007 | My Life Changes with the Seasons
Remembering my thoughts, my life, and moments in time.
I’ve been in a season of change a bit lately. Nothing too crazy, but it feels like my soul needs a spring cleaning. I’m in the mood to switch up my apartment, purge all of my things, live in a new city, and change my life. I feel like this every time it gets warmer. I feel myself thawing out of the winter, a season where I’m frozen in perpetual rush and work and productivity.
Instead of blowing up my life entirely (which I always do it just a little bit during these times), I end up picking up new hobbies and activities. I start asking people to join me in the park, I go to craft stores, I get more into reading just so I have more excuses to go sit on benches in public. This results in a lot of junk, half-done crafts, and folding chairs, hence the need to purge before I start the season all over again.
This season I also want to document my life more. I unfortunately have the memory of a father trying to address his teen daughter’s friends at a party. Last week, I went on a trip to Normandy, France, and today, my first Monday back, I can’t even remember what days we did what activities!
I am usually a very dedicated and determined person. I work for myself, have good time management skills, and if I say I’m going to do something, I will. Somewhere along the way, though, the act of creating for myself gets lost and slips through the cracks. I am not sure why. It’s important to me. I used to scrapbook and share photos after every trip, and now I just let memories and thoughts sit in my camera roll until one day I scroll by a picture and look at it like a painting in a museum that I vaguely remember, until I realize it was the cover of my history textbook in middle school. I create for other people every day, on time, without fail, sticking to schedules, but when it comes to me, I let it slide!
Not anymore. I want my journal entries to be something I look back on, not just my to-do list. I want to write about who I like, what I enjoy doing, what’s interesting, and anything under the sun.
Yesterday on the plane ride home, I read Erika Veurink’s latest post titled Here’s How To Finally Start Posting on Social. In it, she talks about a challenge where you readers can follow along for one month, posting every day, Monday through Friday, in the hopes that, at the end, they can find out why they should be posting. I like the idea of sticking with something and seeing a goal to accomplish. The difference for me during this processes is that I know why I want to post. I want to remember what I thought in this state of my life. I want to look back and say “wow, I can’t believe I ever thought that!” or “the person I mentioned… I miss them, I should reach out” or “I would relive any mundane day in that moment of my life a million times.” I want to preserve my days, and hopefully it will be good to look back on.
I also think I want to do something where I highlight the people I find interesting on this app, like Amanda Lee Burkett and Allegra Samsen, or mickey, who has excellent video essays.
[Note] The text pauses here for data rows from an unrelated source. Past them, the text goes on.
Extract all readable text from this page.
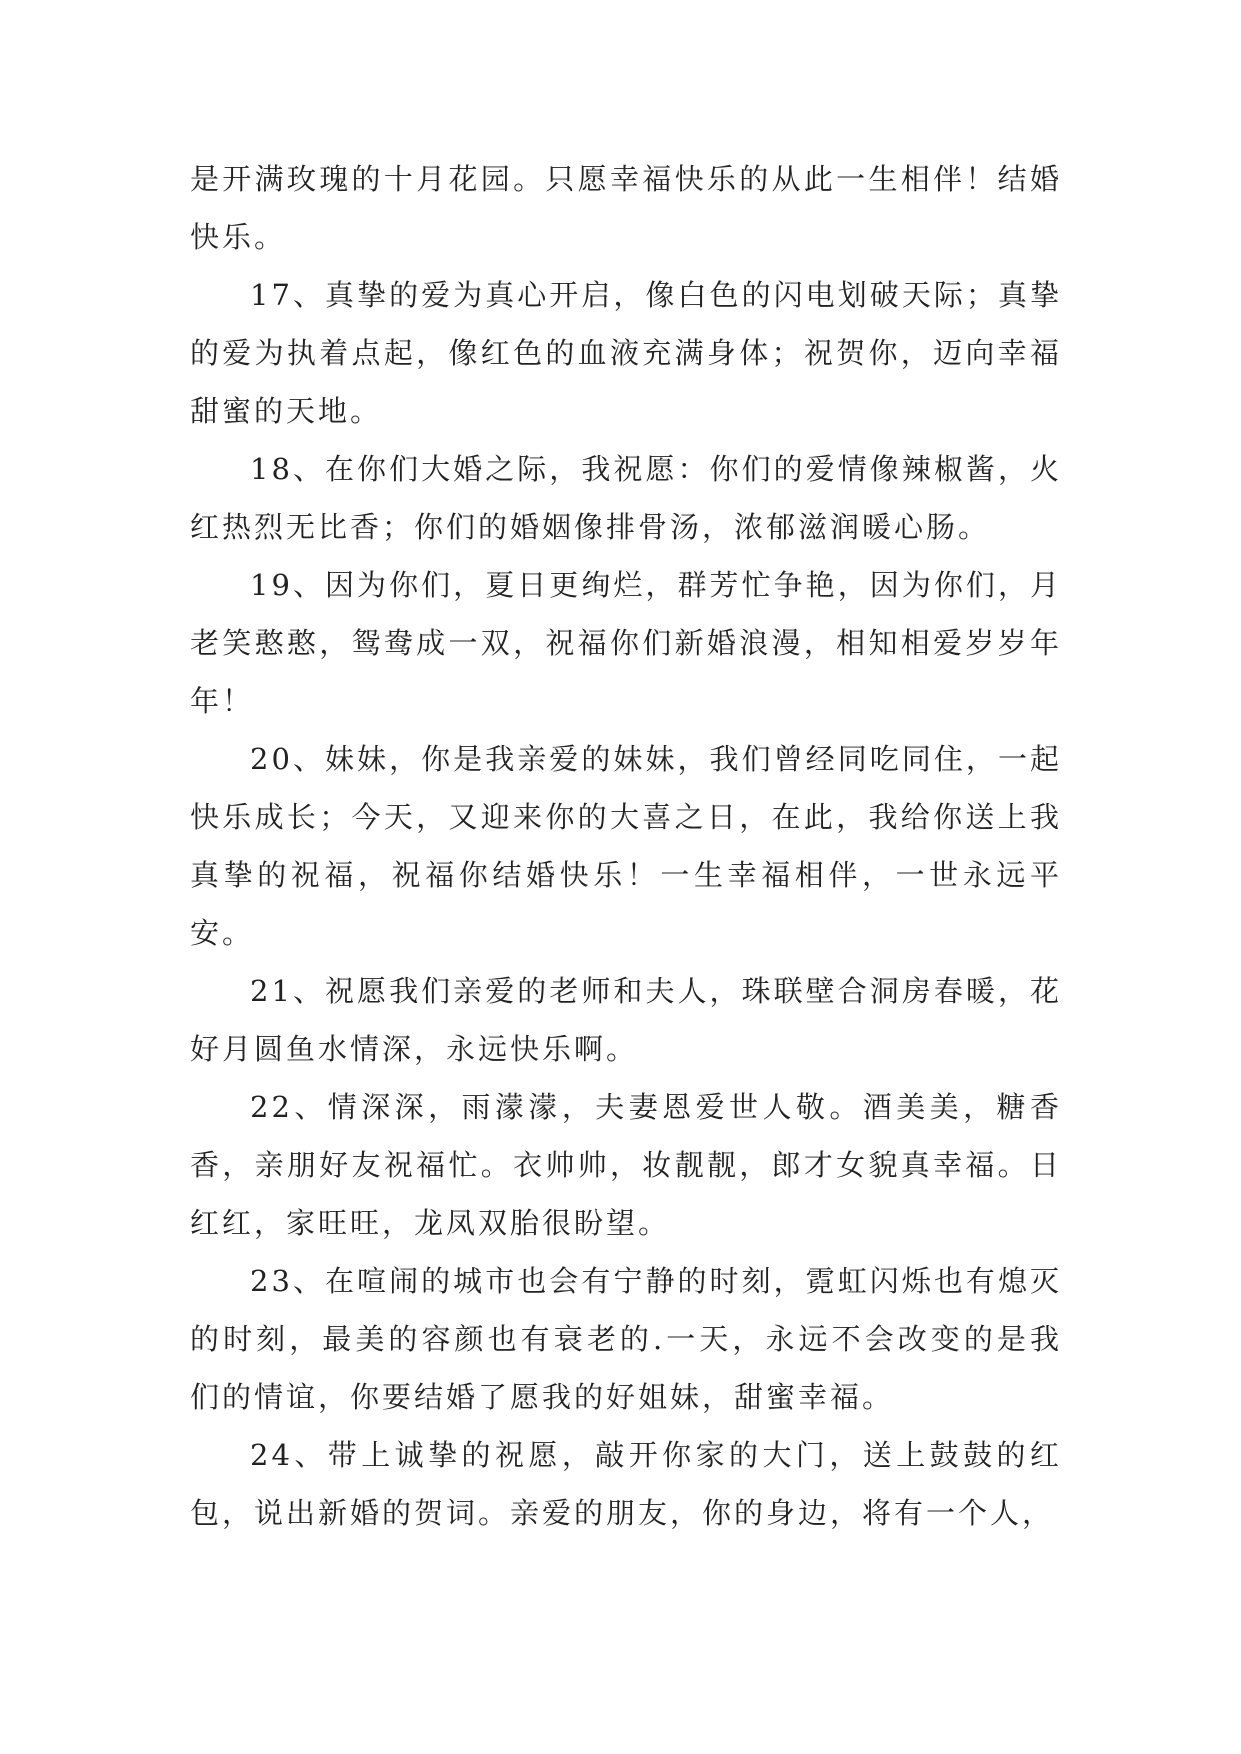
是开满玫瑰的十月花园。只愿幸福快乐的从此一生相伴！结婚快乐。

17、真挚的爱为真心开启，像白色的闪电划破天际；真挚的爱为执着点起，像红色的血液充满身体；祝贺你，迈向幸福甜蜜的天地。

18、在你们大婚之际，我祝愿：你们的爱情像辣椒酱，火红热烈无比香；你们的婚姻像排骨汤，浓郁滋润暖心肠。

19、因为你们，夏日更绚烂，群芳忙争艳，因为你们，月老笑憨憨，鸳鸯成一双，祝福你们新婚浪漫，相知相爱岁岁年年！

20、妹妹，你是我亲爱的妹妹，我们曾经同吃同住，一起快乐成长；今天，又迎来你的大喜之日，在此，我给你送上我真挚的祝福，祝福你结婚快乐！一生幸福相伴，一世永远平安。

21、祝愿我们亲爱的老师和夫人，珠联壁合洞房春暖，花好月圆鱼水情深，永远快乐啊。

22、情深深，雨濛濛，夫妻恩爱世人敬。酒美美，糖香香，亲朋好友祝福忙。衣帅帅，妆靓靓，郎才女貌真幸福。日红红，家旺旺，龙凤双胎很盼望。

23、在喧闹的城市也会有宁静的时刻，霓虹闪烁也有熄灭的时刻，最美的容颜也有衰老的.一天，永远不会改变的是我们的情谊，你要结婚了愿我的好姐妹，甜蜜幸福。

24、带上诚挚的祝愿，敲开你家的大门，送上鼓鼓的红包，说出新婚的贺词。亲爱的朋友，你的身边，将有一个人，
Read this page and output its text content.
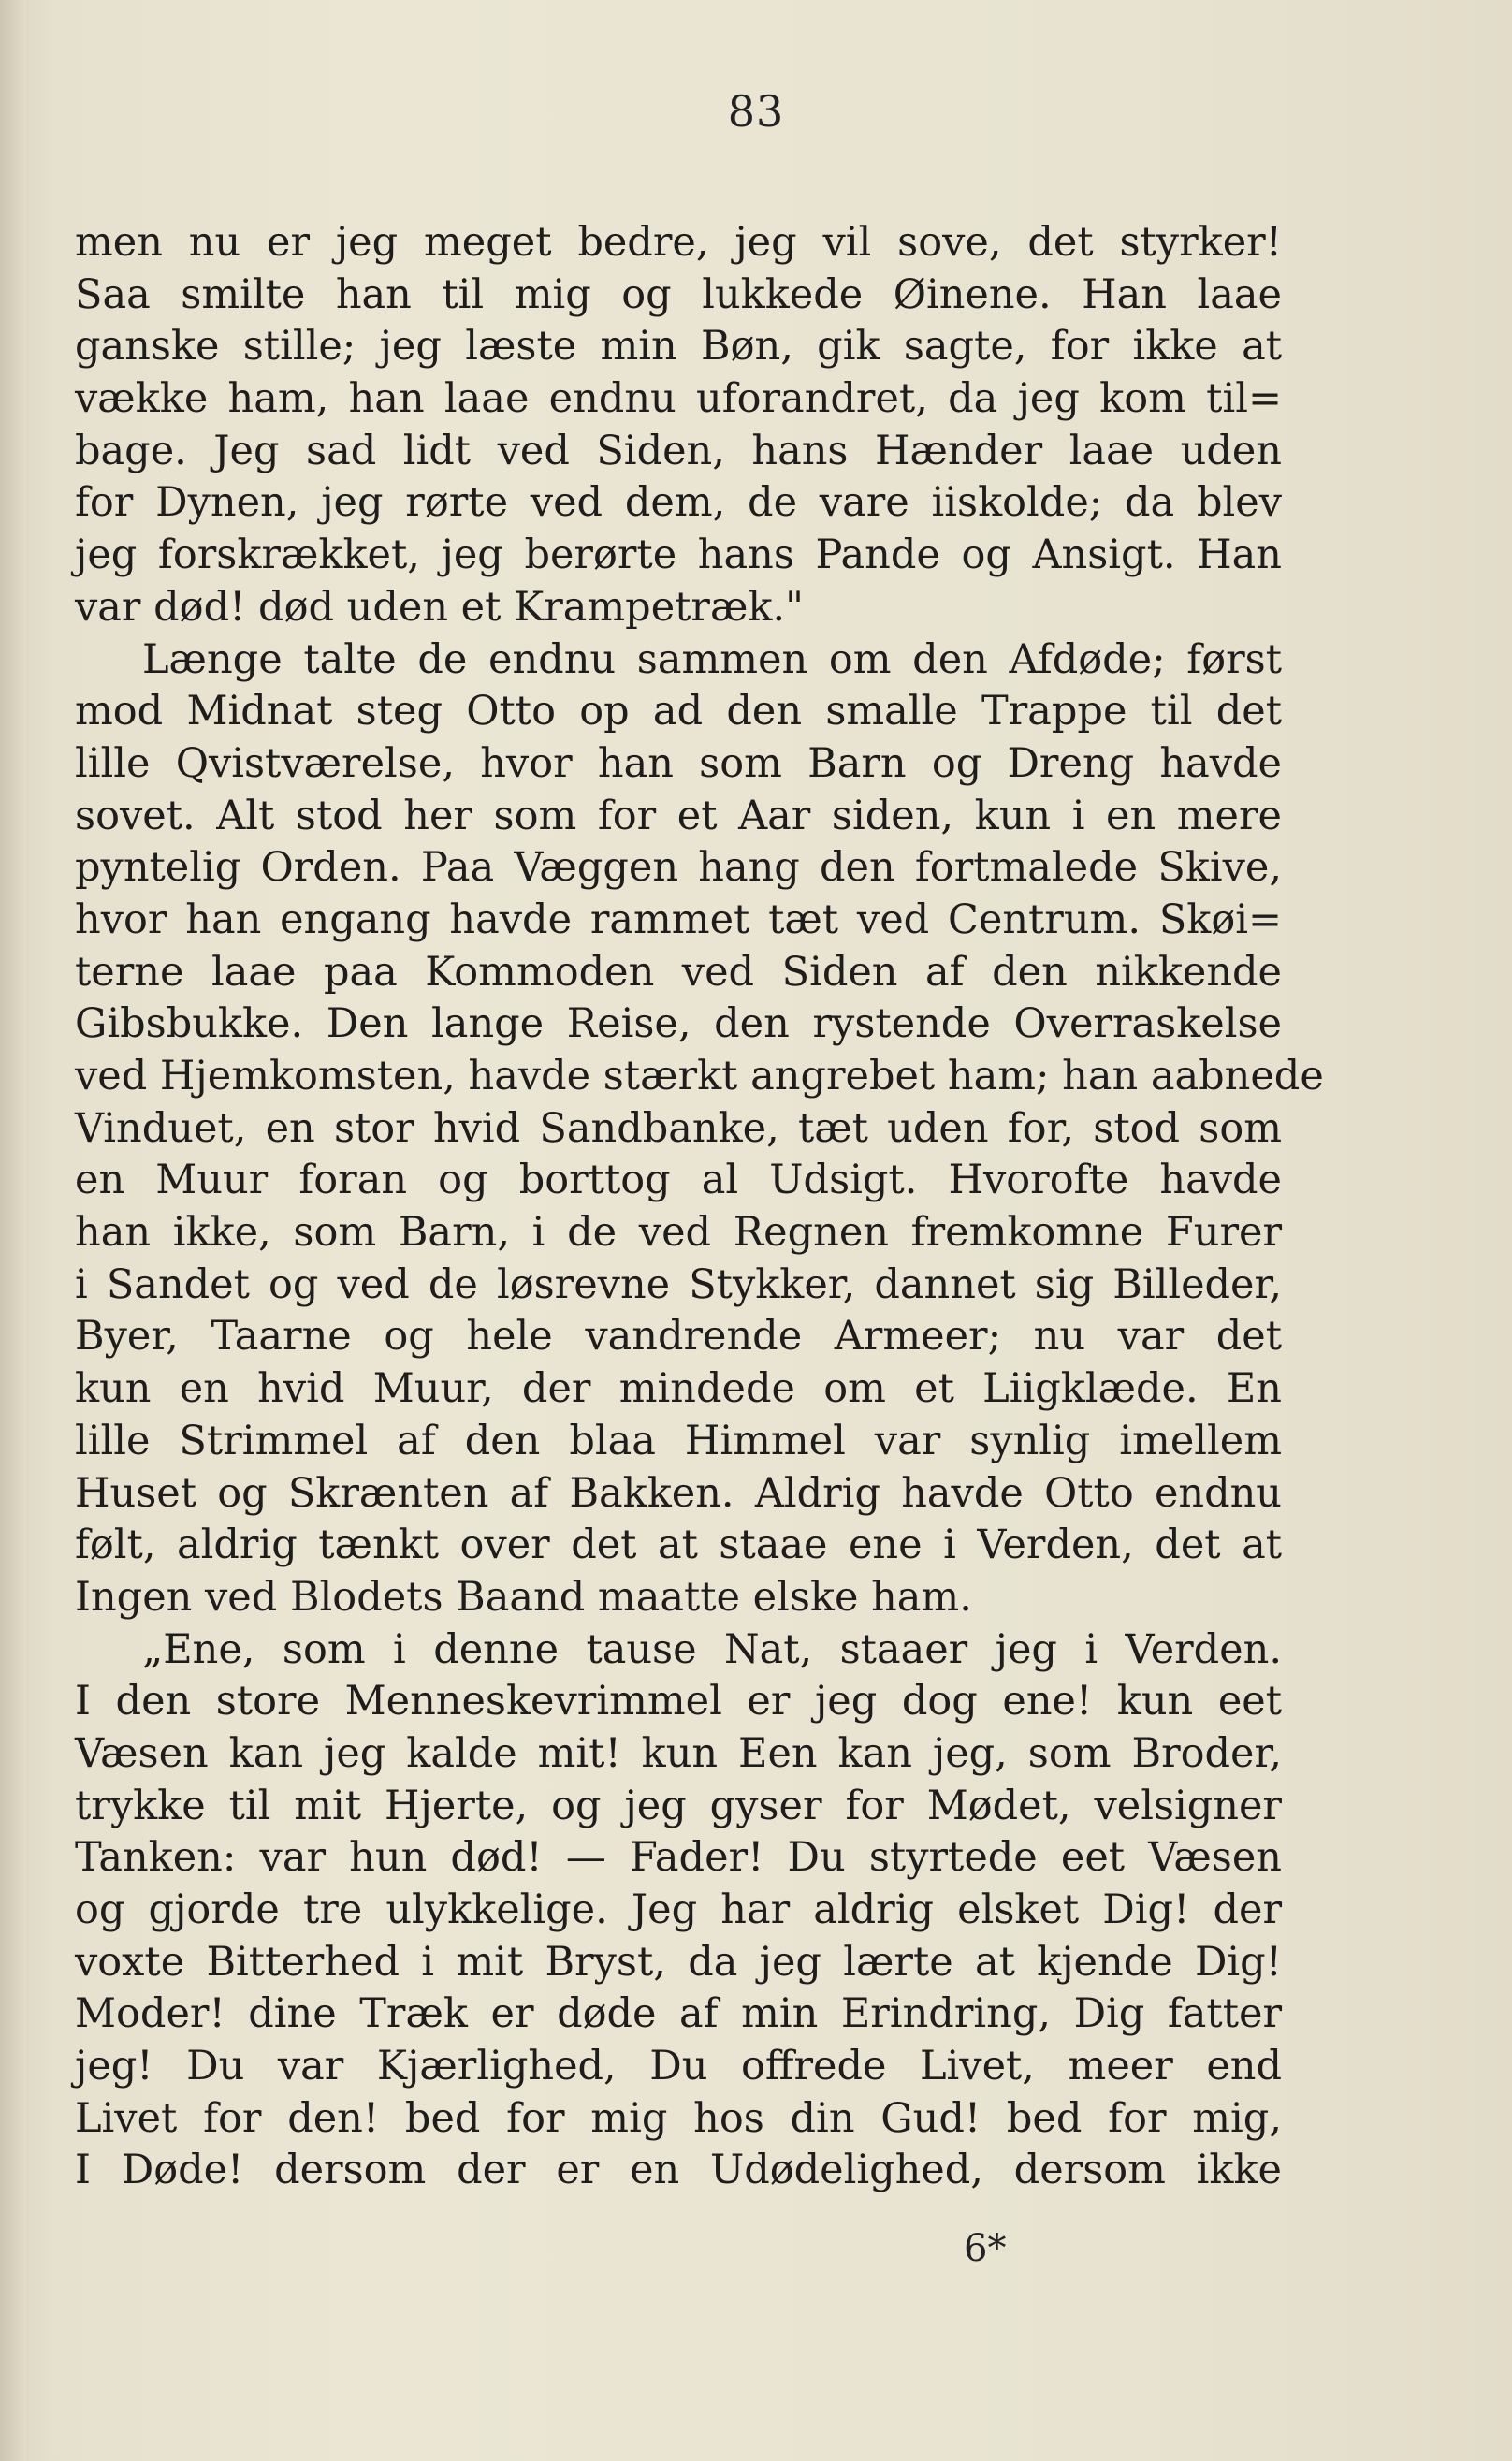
83
men nu er jeg meget bedre, jeg vil sove, det styrker!
Saa smilte han til mig og lukkede Øinene. Han laae
ganske stille; jeg læste min Bøn, gik sagte, for ikke at
vække ham, han laae endnu uforandret, da jeg kom til=
bage. Jeg sad lidt ved Siden, hans Hænder laae uden
for Dynen, jeg rørte ved dem, de vare iiskolde; da blev
jeg forskrækket, jeg berørte hans Pande og Ansigt. Han
var død! død uden et Krampetræk."
Længe talte de endnu sammen om den Afdøde; først
mod Midnat steg Otto op ad den smalle Trappe til det
lille Qvistværelse, hvor han som Barn og Dreng havde
sovet. Alt stod her som for et Aar siden, kun i en mere
pyntelig Orden. Paa Væggen hang den fortmalede Skive,
hvor han engang havde rammet tæt ved Centrum. Skøi=
terne laae paa Kommoden ved Siden af den nikkende
Gibsbukke. Den lange Reise, den rystende Overraskelse
ved Hjemkomsten, havde stærkt angrebet ham; han aabnede
Vinduet, en stor hvid Sandbanke, tæt uden for, stod som
en Muur foran og borttog al Udsigt. Hvorofte havde
han ikke, som Barn, i de ved Regnen fremkomne Furer
i Sandet og ved de løsrevne Stykker, dannet sig Billeder,
Byer, Taarne og hele vandrende Armeer; nu var det
kun en hvid Muur, der mindede om et Liigklæde. En
lille Strimmel af den blaa Himmel var synlig imellem
Huset og Skrænten af Bakken. Aldrig havde Otto endnu
følt, aldrig tænkt over det at staae ene i Verden, det at
Ingen ved Blodets Baand maatte elske ham.
„Ene, som i denne tause Nat, staaer jeg i Verden.
I den store Menneskevrimmel er jeg dog ene! kun eet
Væsen kan jeg kalde mit! kun Een kan jeg, som Broder,
trykke til mit Hjerte, og jeg gyser for Mødet, velsigner
Tanken: var hun død! — Fader! Du styrtede eet Væsen
og gjorde tre ulykkelige. Jeg har aldrig elsket Dig! der
voxte Bitterhed i mit Bryst, da jeg lærte at kjende Dig!
Moder! dine Træk er døde af min Erindring, Dig fatter
jeg! Du var Kjærlighed, Du offrede Livet, meer end
Livet for den! bed for mig hos din Gud! bed for mig,
I Døde! dersom der er en Udødelighed, dersom ikke
6*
I wish I remembered all the people whose blogs I followed growing up, they helped shape me. I want to share the places I enjoyed visiting that I don’t hear many other people talking about, like the Alps in Tirol or the coastal towns of Galicia. I want to write down my favorite places to get coffee and my favorite shirts to wear and what my life is like living in New York City, something I dreamed about for so long.
There is a lot of flack on here about every newsletter being a diary entry, but who cares? I would love to read someones diary.
Let’s see how writing for this month goes. I have some trips and a project for work launching, but I don’t want life to get in the way of me remembering it.
Unrelated, but this is a nice painting. I hope she is calling her mom.